IDXChannel - Pemerintah tengah meningkatkan produksi serta hilirisasi tanaman sorgum dan mengembangkan tanaman pengganti gandum sebagai upaya untuk menjaga ketahanan pangan nasional
Menteri Koordinator bidang perekonomian Airlangga Hartarto mengatakan bahwa hingga saat ini realisasi pengembangan sorgum masih sekitar 4.355 hektar yang tersebar di enam provinsi dengan hasil produksi mencapai 15.247 ton atau sekitar 3,36 perhektar.

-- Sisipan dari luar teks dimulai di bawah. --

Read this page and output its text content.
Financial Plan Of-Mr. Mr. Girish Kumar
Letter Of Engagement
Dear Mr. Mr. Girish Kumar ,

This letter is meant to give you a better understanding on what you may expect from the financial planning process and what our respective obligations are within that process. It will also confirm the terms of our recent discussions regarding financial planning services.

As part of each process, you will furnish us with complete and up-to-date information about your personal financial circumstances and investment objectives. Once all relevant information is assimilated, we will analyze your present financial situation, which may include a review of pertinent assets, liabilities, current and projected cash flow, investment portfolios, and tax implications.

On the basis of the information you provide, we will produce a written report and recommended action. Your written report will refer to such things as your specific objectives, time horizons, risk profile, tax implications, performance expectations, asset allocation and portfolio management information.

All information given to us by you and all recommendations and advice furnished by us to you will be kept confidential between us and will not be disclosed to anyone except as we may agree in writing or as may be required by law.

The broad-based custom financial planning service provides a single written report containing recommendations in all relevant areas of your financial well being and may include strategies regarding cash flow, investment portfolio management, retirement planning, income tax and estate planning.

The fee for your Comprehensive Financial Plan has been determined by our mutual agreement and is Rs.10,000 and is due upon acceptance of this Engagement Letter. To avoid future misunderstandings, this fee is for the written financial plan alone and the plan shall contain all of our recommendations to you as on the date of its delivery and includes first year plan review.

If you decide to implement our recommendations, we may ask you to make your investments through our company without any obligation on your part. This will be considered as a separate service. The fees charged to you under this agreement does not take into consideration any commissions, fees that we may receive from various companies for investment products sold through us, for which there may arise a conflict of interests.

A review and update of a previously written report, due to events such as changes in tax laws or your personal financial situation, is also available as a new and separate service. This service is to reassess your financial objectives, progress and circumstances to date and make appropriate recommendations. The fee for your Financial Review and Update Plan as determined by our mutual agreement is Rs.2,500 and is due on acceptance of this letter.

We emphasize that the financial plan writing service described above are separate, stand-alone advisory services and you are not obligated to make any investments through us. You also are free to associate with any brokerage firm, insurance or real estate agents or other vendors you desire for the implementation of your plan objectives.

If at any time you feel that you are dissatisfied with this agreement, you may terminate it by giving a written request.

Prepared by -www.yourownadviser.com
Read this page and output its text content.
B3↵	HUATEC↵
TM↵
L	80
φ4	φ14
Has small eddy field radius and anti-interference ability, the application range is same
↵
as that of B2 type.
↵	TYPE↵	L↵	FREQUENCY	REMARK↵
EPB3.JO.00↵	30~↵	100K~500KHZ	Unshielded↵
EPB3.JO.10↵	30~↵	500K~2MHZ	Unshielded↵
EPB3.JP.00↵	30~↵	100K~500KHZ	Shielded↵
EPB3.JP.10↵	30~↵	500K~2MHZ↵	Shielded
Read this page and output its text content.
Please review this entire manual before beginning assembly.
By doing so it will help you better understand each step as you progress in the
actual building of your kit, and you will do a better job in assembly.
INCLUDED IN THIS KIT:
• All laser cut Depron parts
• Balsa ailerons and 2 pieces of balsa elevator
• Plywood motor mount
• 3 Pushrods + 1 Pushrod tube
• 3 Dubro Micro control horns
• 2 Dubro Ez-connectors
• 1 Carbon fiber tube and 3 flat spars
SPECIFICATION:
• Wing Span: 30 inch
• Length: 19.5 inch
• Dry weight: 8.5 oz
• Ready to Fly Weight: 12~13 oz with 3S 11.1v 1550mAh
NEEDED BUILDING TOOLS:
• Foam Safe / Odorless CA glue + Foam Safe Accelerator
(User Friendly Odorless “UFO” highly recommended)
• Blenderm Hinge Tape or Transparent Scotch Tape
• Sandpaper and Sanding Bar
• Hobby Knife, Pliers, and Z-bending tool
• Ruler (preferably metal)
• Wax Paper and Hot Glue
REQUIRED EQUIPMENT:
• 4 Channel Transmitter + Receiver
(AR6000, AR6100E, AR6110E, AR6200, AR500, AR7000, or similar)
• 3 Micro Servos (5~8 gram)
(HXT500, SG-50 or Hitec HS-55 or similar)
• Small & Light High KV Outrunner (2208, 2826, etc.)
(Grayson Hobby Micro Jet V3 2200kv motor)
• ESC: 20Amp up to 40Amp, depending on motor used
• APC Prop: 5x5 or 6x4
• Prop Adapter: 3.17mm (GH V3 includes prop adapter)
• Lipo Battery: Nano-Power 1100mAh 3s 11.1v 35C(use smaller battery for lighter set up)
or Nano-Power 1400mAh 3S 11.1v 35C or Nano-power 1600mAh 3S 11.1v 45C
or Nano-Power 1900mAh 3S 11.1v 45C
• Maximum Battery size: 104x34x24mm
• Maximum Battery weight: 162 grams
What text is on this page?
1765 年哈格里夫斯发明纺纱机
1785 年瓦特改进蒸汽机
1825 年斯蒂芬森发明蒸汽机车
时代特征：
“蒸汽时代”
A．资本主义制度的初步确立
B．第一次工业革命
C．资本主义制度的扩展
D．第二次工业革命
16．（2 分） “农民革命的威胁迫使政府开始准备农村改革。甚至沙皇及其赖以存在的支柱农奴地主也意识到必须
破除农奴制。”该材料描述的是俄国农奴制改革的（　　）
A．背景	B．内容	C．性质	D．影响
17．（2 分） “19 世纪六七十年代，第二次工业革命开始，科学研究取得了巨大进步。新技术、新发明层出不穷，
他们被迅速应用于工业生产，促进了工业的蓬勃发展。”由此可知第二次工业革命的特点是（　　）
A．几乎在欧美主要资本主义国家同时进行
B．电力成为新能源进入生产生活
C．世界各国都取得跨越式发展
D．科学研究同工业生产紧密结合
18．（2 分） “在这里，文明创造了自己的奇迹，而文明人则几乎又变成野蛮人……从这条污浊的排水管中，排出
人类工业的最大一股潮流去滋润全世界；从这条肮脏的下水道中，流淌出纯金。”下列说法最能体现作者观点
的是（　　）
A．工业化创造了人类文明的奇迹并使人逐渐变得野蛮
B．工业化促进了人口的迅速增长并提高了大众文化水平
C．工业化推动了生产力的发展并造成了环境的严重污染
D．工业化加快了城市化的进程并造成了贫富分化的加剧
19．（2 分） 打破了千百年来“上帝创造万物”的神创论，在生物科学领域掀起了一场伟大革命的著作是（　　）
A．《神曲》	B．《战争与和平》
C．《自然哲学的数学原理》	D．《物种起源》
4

Produk sorgum ini, bisa menjadi alternatif untuk menghadapi permasalahan di dunia. Terlebih beberapa negara mengeluarkan larangan ekspor gandum yaitu, Kazakhstan, India, Afganistan, Serbia , hingga Ukraina.
Airlangga menjelaskan bahwa saat ini produksi sorgum di Indonesia masih tergolong rendah, padahal tanaman tersebut diyakini mampu menjadi komoditas pengganti tanaman lainnya. Seperti pengganti jagung dalam bahan baku pembuatan pakan ternak dan bisa juga dijadikan bioetanol.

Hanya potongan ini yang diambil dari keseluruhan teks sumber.